I asked a question about how hardware calibration works. The answer provided was this:
These hardware calibration devices work by running a piece of software on the computer that displays a series of colors and gray levels. By placing the spyder reading device on the computer monitor, it is able to "see" what the computer is displaying. By taking a series of measurements, a profile of the total system including video drivers and monitor quirks can be assessed. Once this profile is built, it is usually loaded into the OS so that the monitor then displays calibrated image colors.
The question is: how does the calibration of my monitor affect the viewing of my photos on other monitors?
My line of thought is, since I am editing the photo to a true color calibration (vs. what I think is correct according to my monitor without calibration), the end users monitor will (hopefully) display the picture more accurately then what it would look like if I did it without hardware calibration. Is my line of thought correct? Am I missing something?
Answer
The only sensible thing you can do is to calibrate your monitor and work your images with respect to how they are intended to be displayed.

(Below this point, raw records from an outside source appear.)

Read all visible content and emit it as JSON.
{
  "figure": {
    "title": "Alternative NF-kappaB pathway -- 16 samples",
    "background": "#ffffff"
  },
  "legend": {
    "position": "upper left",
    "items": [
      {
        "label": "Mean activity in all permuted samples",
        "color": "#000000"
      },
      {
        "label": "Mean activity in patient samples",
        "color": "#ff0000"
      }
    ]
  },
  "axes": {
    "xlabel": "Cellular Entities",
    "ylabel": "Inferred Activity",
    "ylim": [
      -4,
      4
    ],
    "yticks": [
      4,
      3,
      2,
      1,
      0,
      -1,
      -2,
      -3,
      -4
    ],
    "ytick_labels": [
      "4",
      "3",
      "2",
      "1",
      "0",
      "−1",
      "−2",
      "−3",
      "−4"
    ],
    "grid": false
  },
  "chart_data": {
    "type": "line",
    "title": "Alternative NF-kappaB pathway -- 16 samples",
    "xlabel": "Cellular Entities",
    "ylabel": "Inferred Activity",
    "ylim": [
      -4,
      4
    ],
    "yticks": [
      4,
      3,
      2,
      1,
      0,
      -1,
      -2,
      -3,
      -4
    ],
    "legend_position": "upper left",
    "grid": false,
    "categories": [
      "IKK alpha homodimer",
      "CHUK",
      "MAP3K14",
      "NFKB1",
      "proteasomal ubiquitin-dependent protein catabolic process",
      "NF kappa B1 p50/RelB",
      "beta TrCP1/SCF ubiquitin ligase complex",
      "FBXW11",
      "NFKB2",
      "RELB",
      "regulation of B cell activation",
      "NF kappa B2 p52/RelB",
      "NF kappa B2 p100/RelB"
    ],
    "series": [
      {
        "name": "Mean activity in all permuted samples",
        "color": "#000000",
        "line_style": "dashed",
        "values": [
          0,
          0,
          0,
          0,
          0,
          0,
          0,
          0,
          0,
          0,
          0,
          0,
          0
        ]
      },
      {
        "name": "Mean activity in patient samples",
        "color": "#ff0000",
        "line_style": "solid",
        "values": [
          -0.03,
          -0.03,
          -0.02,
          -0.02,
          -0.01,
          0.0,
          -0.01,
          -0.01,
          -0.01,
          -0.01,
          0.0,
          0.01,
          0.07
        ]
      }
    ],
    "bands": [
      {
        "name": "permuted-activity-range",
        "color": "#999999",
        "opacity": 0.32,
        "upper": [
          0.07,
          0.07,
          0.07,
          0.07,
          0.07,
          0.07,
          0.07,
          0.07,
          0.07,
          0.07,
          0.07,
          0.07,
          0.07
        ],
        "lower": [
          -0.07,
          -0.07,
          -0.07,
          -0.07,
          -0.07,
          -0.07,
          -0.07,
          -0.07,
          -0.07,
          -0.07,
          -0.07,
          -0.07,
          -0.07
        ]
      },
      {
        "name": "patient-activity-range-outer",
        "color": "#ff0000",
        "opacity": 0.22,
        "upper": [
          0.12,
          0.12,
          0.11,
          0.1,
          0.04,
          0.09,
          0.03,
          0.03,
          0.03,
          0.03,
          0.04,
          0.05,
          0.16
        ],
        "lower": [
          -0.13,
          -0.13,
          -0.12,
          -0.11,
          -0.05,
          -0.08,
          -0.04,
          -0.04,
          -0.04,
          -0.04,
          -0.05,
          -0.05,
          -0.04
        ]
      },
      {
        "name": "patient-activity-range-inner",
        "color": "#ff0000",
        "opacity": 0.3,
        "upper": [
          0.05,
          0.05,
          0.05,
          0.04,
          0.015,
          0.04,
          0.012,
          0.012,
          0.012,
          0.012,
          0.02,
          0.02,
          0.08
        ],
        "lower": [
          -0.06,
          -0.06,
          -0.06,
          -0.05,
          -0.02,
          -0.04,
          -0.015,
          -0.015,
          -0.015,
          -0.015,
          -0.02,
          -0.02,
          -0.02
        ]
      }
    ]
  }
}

The problem is that there is not one way for monitors to be miscalibrated. An uncalibrated monitor will simply give different colors. Different uncalibrated monitors are likely to give different colors and the magnitude of the difference will also differ from monitor to monitor. So, any time you change colors in your images, some people will see things more the way you intended and some people less. However, if you do it on a calibrated system, better more calibrated monitors will see something better.